“How did you know I—”
“Madame Edna knows all.” She rubbed her palms over the glass sphere. “You don’t wish to be seen as aloof. You are lonely. You seek the missing piece.”
He dropped coins into the basin. “Two bob more. Now, how do I do it?”
Madame Edna leaned forward and lowered her voice. “Share your balls.”
“Share my what?”
“And your table.” She placed the glass sphere inside a wooden box and removed her turban. “The rest will become clear.”
“Where are you going?” He placed his hands on the table. “I thought you were going to tell my fortune.”
“I did.” She tugged down her sign. “The rest is up to you.”
With a muffled groan, Adam pushed away from her table to almost crash directly into the castle’s resident solicitor, Mr. Thompson, who had aided Adam’s man of business with the purchase of the cottage.
“Thank God.” Adam’s shoulders relaxed. “Someone sane.”
“Your Grace!” Mr. Thompson said warmly. “May I help you?”
“I’d like to donate several hundred volumes to the castle library. Is there a process for such contributions?”
“There is, indeed. If the day after tomorrow is amenable, I can have several footmen and coaches available to fetch the books from your door. You needn’t lift a finger.”
Except for separating a dozen cherished titles Adam was unwilling to part with. “Two o’clock?”
“It’s as good as done, Your Grace.”
“Splendid.” Adam hurried from the castle to his waiting coach before he was forced into any more awkward conversations.
“To the cottage?” his driver asked.
“Please,” Adam replied with feeling.
The encounter with Madame Edna had proven he was not yet ready to converse with strangers. His head still hurt from the effort. He could not wait to settle into the library and relax with a favorite book. At least it was a short drive.
When his coach stopped in front of his silent, cozy summer cottage, Adam’s tense shoulders relaxed. Without waiting for the driver, he opened the carriage door and stepped out onto springy green grass. Ten decorative stones up the neat front walk, and he’d finally be where he was most comfortable: alone.
As his shiny black Hessian touched the first gray stone, the wild sound of an out-of-control carriage rumbled down the hill toward him. Adam spun to face the narrow road, heart pounding in alarm.
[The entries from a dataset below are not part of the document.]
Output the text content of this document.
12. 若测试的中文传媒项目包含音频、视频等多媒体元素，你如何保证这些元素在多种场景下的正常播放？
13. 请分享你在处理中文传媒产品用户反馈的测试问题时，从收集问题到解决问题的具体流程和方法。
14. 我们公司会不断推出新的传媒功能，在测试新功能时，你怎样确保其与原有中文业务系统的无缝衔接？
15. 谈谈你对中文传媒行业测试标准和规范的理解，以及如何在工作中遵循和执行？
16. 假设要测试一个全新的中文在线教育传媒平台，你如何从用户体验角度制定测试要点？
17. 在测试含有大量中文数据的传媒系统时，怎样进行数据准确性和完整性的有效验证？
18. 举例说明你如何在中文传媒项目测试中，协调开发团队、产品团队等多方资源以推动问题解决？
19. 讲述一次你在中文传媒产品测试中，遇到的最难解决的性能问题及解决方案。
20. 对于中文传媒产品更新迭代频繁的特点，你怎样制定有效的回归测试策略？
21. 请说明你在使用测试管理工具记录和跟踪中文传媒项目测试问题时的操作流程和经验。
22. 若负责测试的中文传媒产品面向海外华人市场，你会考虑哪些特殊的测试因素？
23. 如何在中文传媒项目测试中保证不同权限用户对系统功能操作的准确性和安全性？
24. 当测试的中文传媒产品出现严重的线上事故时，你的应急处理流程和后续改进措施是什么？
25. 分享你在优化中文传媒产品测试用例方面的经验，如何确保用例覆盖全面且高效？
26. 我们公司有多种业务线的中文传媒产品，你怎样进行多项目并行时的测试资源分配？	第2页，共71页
It was not a runaway carriage. It was a high-flyer racing phaeton with a madman at the reins and three equally insane passengers crammed into the two-person seat. They caught sight of Adam at the same moment.
“It’s the Duke of Azureford!” shouted a voice. “Let me out!”
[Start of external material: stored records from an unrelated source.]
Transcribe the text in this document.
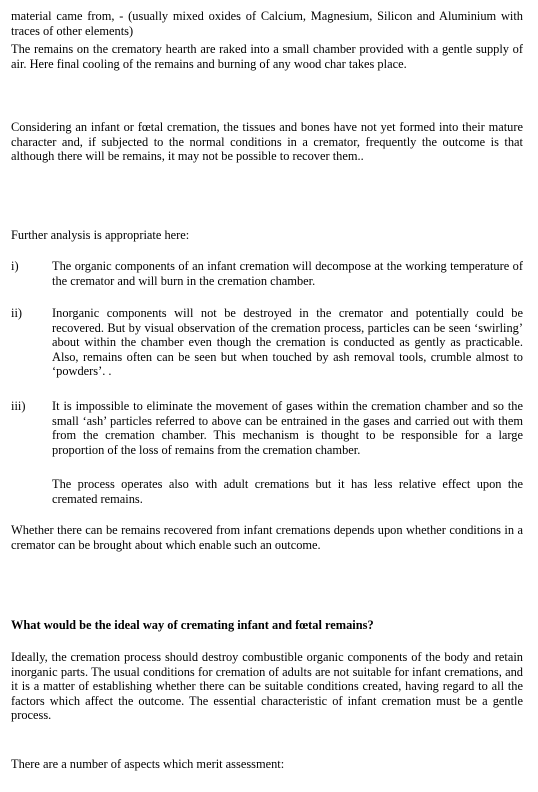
material came from, - (usually mixed oxides of Calcium, Magnesium, Silicon and Aluminium with traces of other elements)

The remains on the crematory hearth are raked into a small chamber provided with a gentle supply of air. Here final cooling of the remains and burning of any wood char takes place.

Considering an infant or fœtal cremation, the tissues and bones have not yet formed into their mature character and, if subjected to the normal conditions in a cremator, frequently the outcome is that although there will be remains, it may not be possible to recover them..

Further analysis is appropriate here:

i)	The organic components of an infant cremation will decompose at the working temperature of the cremator and will burn in the cremation chamber.

ii)	Inorganic components will not be destroyed in the cremator and potentially could be recovered. But by visual observation of the cremation process, particles can be seen ‘swirling’ about within the chamber even though the cremation is conducted as gently as practicable. Also, remains often can be seen but when touched by ash removal tools, crumble almost to ‘powders’. .

iii)	It is impossible to eliminate the movement of gases within the cremation chamber and so the small ‘ash’ particles referred to above can be entrained in the gases and carried out with them from the cremation chamber. This mechanism is thought to be responsible for a large proportion of the loss of remains from the cremation chamber.

The process operates also with adult cremations but it has less relative effect upon the cremated remains.

Whether there can be remains recovered from infant cremations depends upon whether conditions in a cremator can be brought about which enable such an outcome.

What would be the ideal way of cremating infant and fœtal remains?

Ideally, the cremation process should destroy combustible organic components of the body and retain inorganic parts. The usual conditions for cremation of adults are not suitable for infant cremations, and it is a matter of establishing whether there can be suitable conditions created, having regard to all the factors which affect the outcome. The essential characteristic of infant cremation must be a gentle process.

There are a number of aspects which merit assessment:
The phaeton slowed to a stop, and the top of a young woman’s head poked up over the side. Did the driver not intend to help her down?
Adam hurried in her direction.
Before he could offer assistance, the young woman’s delicate kid half-boots landed on the colorful leaves below.
Time seemed to slow. Adam could swear his spellbound eyes registered each bounce of her golden tendrils, each magnetic sway of her hips, each crinkle at the edges of her sparkling hazel eyes.
This wasn’t any young woman. This was Miss Carole Quincy, Adam’s next-door neighbor.
His heartbeat was so loud in his ears, he barely registered the phaeton rolling merrily away, its occupants apparently confident that their recently ejected passenger could fend for herself. Nor did Adam have any doubts.
Miss Quincy was a beautiful hoyden, an unpredictable tempest disguised as springtime. Adam’s opposite in every way. She was gregarious and popular, wild and joyful, her easy manner and infectious laugh winning the hearts of every soul who crossed her path.